Garrett is best known for replacing injured starter Art Monk in the 1982 NFL playoffs. Although he only caught one pass during the regular season, he caught 13 passes for 231 yards and four touchdowns in Washington's three playoff games. Then in Washington's 27–17 win in Super Bowl XVII, Garrett caught two passes for 13 yards and another touchdown. He also ripped off a 44-yard run on a reverse play during the third quarter, setting up a field goal by kicker Mark Moseley. At the time, it was the longest run by a receiver in Super Bowl history.

Garrett's best season came in 1983 with the Redskins when he played in fifteen games, catching 25 receptions for 332 yards and one touchdown. He went on to catch a pass for 17 yards and gain 100 yards returning kickoffs in Super Bowl XVIII.

Garrett finished his five-season NFL career with 32 receptions for 412 yards and two touchdowns, 43 punt returns for 334 yards, and 50 kickoff returns for 1,013 yards in 55 games.

==The Cosell incident==
During the first half of the September 5, 1983 Monday Night Football game between the Dallas Cowboys and Washington Redskins, Howard Cosell's commentary on Garrett included "That little monkey gets loose doesn't he?" Cosell's references to Garrett as a "little monkey," ignited a racial controversy that laid the groundwork for Cosell's departure from MNF at the end of the 1983 season. The Rev. Joseph Lowery, then-president of the Southern Christian Leadership Conference, denounced Cosell's comment as racist and demanded a public apology.

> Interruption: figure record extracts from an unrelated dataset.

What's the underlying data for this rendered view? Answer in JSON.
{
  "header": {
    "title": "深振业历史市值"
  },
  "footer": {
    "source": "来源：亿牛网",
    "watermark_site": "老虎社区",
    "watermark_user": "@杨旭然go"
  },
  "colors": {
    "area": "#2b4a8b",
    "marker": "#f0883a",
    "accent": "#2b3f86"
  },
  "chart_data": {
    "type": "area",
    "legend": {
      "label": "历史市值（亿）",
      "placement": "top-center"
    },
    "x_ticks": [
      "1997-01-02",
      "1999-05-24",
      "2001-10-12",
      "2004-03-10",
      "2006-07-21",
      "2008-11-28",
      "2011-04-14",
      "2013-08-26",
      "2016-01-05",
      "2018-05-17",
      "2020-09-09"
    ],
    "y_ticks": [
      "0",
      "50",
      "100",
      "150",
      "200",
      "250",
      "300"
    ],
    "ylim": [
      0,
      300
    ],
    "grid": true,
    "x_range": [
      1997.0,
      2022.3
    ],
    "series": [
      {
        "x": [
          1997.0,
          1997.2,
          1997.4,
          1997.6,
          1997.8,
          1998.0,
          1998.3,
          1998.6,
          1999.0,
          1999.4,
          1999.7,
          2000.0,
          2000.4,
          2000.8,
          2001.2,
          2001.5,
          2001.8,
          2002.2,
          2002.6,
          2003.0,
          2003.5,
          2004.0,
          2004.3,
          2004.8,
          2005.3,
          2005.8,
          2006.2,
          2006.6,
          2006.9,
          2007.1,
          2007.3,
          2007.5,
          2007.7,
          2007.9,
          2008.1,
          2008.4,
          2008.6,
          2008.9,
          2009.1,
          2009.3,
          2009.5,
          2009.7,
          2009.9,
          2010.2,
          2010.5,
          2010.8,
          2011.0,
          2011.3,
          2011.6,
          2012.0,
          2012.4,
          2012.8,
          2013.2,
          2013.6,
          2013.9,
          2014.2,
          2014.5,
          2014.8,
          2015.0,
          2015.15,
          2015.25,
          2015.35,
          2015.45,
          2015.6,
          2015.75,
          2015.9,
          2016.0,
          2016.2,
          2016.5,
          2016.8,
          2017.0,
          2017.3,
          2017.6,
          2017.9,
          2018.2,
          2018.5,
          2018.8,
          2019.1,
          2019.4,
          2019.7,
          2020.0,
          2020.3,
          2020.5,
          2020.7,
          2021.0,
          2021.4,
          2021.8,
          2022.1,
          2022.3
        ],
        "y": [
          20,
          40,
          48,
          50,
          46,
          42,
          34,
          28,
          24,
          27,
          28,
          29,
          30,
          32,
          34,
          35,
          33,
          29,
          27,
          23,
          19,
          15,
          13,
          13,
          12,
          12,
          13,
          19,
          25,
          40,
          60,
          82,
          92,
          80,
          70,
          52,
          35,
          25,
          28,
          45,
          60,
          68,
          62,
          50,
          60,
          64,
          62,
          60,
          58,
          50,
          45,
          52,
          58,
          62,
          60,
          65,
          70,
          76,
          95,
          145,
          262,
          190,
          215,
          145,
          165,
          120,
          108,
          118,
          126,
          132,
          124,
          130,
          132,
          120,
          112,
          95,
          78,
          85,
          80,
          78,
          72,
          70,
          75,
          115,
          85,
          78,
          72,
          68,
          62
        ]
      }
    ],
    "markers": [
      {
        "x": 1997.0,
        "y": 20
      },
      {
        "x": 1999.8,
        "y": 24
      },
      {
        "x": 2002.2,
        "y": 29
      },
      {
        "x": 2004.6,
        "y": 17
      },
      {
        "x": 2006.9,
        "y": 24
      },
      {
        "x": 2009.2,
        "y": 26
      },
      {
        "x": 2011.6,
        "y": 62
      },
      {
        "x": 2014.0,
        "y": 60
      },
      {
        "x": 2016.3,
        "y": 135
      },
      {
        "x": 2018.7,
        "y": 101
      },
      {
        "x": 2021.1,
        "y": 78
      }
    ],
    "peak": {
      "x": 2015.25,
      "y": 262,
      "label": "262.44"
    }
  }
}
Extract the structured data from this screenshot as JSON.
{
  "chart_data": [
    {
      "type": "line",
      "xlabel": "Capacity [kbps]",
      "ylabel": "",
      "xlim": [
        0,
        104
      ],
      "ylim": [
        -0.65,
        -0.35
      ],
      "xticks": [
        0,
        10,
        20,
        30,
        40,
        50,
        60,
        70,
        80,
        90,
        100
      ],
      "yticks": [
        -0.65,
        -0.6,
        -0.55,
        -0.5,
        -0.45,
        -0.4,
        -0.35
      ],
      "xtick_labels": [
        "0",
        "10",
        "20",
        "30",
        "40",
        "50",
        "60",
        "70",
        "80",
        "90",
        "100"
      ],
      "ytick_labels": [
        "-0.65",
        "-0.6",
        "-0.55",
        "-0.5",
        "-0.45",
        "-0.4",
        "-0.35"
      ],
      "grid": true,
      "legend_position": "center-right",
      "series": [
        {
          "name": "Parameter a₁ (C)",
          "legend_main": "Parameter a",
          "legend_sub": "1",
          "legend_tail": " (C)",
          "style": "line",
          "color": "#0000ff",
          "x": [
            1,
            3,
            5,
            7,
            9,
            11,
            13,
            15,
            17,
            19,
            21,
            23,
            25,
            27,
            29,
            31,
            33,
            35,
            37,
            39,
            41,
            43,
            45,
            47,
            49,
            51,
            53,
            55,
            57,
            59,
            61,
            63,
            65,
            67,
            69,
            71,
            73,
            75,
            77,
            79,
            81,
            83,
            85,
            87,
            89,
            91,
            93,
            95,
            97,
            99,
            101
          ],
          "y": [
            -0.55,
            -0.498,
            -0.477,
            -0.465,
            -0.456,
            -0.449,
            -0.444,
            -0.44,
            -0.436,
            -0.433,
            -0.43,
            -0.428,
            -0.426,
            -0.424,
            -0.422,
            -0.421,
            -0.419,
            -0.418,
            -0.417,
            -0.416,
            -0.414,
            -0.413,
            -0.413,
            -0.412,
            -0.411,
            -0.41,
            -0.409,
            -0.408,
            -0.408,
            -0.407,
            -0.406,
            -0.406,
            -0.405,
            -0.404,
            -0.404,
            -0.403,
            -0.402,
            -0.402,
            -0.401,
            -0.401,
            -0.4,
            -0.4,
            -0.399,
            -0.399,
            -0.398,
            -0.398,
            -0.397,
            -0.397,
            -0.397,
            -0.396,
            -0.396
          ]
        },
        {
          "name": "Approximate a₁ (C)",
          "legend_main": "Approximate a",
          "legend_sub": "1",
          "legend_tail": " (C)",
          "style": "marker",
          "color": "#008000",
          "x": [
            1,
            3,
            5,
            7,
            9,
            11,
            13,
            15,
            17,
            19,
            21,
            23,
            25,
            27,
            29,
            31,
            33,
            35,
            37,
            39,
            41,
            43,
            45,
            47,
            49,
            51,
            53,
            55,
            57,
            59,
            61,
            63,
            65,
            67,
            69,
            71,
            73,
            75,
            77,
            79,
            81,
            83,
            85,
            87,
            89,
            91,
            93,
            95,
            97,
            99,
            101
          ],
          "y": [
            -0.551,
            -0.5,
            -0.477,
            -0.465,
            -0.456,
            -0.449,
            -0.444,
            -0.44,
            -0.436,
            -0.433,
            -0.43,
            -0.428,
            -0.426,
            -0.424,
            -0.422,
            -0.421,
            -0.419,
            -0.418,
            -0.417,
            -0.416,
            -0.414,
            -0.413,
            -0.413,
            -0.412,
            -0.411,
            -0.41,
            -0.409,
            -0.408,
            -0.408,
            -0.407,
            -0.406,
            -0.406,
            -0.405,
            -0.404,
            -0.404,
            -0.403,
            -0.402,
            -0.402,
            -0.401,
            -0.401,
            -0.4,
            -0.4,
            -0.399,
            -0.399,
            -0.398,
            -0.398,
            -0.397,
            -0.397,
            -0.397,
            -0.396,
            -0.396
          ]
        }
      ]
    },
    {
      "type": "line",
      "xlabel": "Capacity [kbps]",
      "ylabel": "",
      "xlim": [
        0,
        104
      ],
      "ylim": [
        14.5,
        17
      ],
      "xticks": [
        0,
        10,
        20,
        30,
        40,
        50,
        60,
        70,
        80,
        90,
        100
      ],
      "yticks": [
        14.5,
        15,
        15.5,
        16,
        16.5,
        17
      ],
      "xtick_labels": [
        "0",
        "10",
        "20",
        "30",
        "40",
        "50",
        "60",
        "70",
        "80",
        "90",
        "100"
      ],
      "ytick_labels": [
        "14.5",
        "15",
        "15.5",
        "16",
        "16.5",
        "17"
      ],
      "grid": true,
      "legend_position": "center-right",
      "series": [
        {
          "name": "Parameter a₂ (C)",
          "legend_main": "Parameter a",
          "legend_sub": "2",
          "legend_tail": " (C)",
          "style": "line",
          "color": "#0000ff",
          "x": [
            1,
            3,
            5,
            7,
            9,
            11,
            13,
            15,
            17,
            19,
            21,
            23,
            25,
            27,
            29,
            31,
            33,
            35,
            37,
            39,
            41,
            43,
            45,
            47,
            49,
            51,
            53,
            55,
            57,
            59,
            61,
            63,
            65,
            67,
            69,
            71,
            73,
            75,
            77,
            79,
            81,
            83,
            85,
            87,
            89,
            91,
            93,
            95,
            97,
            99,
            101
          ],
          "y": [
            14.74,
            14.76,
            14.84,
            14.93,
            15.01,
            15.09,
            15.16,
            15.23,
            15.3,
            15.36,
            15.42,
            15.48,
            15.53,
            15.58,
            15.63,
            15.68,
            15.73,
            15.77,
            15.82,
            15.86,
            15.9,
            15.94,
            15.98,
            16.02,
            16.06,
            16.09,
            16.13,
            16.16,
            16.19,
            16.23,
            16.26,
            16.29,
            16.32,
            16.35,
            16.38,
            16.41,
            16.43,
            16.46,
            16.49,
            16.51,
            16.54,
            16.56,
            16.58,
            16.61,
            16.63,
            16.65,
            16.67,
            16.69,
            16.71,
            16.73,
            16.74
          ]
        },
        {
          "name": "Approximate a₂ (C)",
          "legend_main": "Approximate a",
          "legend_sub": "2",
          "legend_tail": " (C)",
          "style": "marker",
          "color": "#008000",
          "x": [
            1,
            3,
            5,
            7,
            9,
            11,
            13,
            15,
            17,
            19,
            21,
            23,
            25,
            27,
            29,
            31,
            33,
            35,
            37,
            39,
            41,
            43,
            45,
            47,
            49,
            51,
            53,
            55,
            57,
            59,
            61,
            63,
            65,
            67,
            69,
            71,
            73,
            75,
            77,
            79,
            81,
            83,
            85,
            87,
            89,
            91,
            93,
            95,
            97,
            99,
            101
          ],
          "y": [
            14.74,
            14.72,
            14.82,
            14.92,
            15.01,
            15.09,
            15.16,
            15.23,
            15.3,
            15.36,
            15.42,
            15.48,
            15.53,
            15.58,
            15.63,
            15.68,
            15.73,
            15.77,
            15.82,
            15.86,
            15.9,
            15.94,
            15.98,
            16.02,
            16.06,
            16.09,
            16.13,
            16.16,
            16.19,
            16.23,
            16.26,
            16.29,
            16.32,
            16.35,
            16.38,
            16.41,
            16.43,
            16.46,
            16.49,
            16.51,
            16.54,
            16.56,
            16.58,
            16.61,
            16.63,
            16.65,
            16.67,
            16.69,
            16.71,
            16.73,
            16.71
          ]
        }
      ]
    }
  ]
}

Despite supportive statements by Jesse Jackson, Muhammad Ali, and Alvin Garrett himself, the fallout contributed to Cosell's decision to leave Monday Night Football following the 1983 season.

"I liked Howard Cosell," Garrett said. "I didn't feel that it was a demeaning statement."

Cosell explained that Garrett's small stature, and not his race, was the basis for his comment, citing the fact that he had used the term to describe his own grandchildren.

Among other evidence to support Cosell's claim is video footage of a 1972 preseason game between the New York Giants and the Kansas City Chiefs that features Cosell referring to athlete Mike Adamle, a 5-foot, 8-inch, 195-pound Caucasian, as a "little monkey."